Rai Chunnamal Ki Haveli is a rare haveli (old-style Indian courtyard mansion) surviving in a well-preserved condition within the Old Delhi area.

==Background==
In the mid-1800s, Rai Chunnamal was an extremely wealthy merchant based in Chandni Chowk, Old Delhi. His family belonged to the Khatri caste of Punjabi traders.
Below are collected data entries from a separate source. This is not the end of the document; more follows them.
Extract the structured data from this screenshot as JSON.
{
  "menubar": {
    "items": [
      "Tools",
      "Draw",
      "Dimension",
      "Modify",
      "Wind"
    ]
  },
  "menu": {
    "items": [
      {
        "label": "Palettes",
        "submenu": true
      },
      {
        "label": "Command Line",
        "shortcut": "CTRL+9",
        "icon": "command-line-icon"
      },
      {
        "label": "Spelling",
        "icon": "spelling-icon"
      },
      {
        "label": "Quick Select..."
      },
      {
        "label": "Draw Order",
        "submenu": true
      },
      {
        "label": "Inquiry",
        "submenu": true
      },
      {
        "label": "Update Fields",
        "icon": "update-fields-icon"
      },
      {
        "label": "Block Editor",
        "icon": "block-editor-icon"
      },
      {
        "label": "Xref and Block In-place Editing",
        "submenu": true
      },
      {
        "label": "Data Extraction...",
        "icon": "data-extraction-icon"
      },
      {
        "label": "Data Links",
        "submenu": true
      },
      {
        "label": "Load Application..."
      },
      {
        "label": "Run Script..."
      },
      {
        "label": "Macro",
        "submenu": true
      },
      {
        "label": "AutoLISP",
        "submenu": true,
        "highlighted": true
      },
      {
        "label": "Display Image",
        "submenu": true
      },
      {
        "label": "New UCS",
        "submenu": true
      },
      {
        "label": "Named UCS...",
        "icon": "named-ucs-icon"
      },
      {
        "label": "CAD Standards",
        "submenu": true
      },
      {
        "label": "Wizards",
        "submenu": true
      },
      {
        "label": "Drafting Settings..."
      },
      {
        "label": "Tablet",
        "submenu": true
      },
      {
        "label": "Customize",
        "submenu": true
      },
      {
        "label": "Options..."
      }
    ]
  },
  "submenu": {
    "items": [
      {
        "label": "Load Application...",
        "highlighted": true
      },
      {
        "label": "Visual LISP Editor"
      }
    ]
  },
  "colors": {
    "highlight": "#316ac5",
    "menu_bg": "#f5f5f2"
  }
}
===Role during 1857 war===
During the Indian Rebellion of 1857, Rai Chunnamal emerged as one of the wealthiest men in Delhi, having astutely read which way the wind was blowing, and made a vast fortune supplying provisions to the British. He had also refused a request for a loan from Emperor Bahadur Shah Zafar himself. Having refused the Emperor, he had left the city overnight after having previously sent much of his wealth out of the city secretly. After the hostilities ended, the British ordered the exile (forcible removal) of all Muslims from the city of Delhi. The poet Mirza Ghalib specifically mentioned the name of Rai Chunnamal while lamenting that men of low birth and less honour, like Chunnamal, were crowing and exulting in their glittering "illuminated mansions," while honourable men of old and noble families were "sifting the dirt" after being trampled down by the British.

===Saving a mosque===
However, the trader was to prove the poet wrong in his estimation of the man. Among the properties which Rai Chunnamal acquired during this period was the Fatehpuri Masjid, a sprawling 17th century mosque built by one of the wives of Mughal emperor Shah Jehan, and located not far from Chunnamal's mansion in old Delhi. After the Muslims were expelled from the city in 1857, the mosque was deemed redundant, and was auctioned by the British with the intention that it be demolished and the land be used for building new houses and shops. Rai Chunnamal purchased the structure at auction for the massive sum of Rs. 19,000. Lala Chunnamal (†29 January 1870), a Hindu belonging to an orthodox, upper-caste family, did not demolish the mosque but preserved it. He did this in spite of the fact that there were no Muslims in the area who could pray in the mosque. He just kept the mosque locked up and waited, like a philosophical Hindu, for times to change.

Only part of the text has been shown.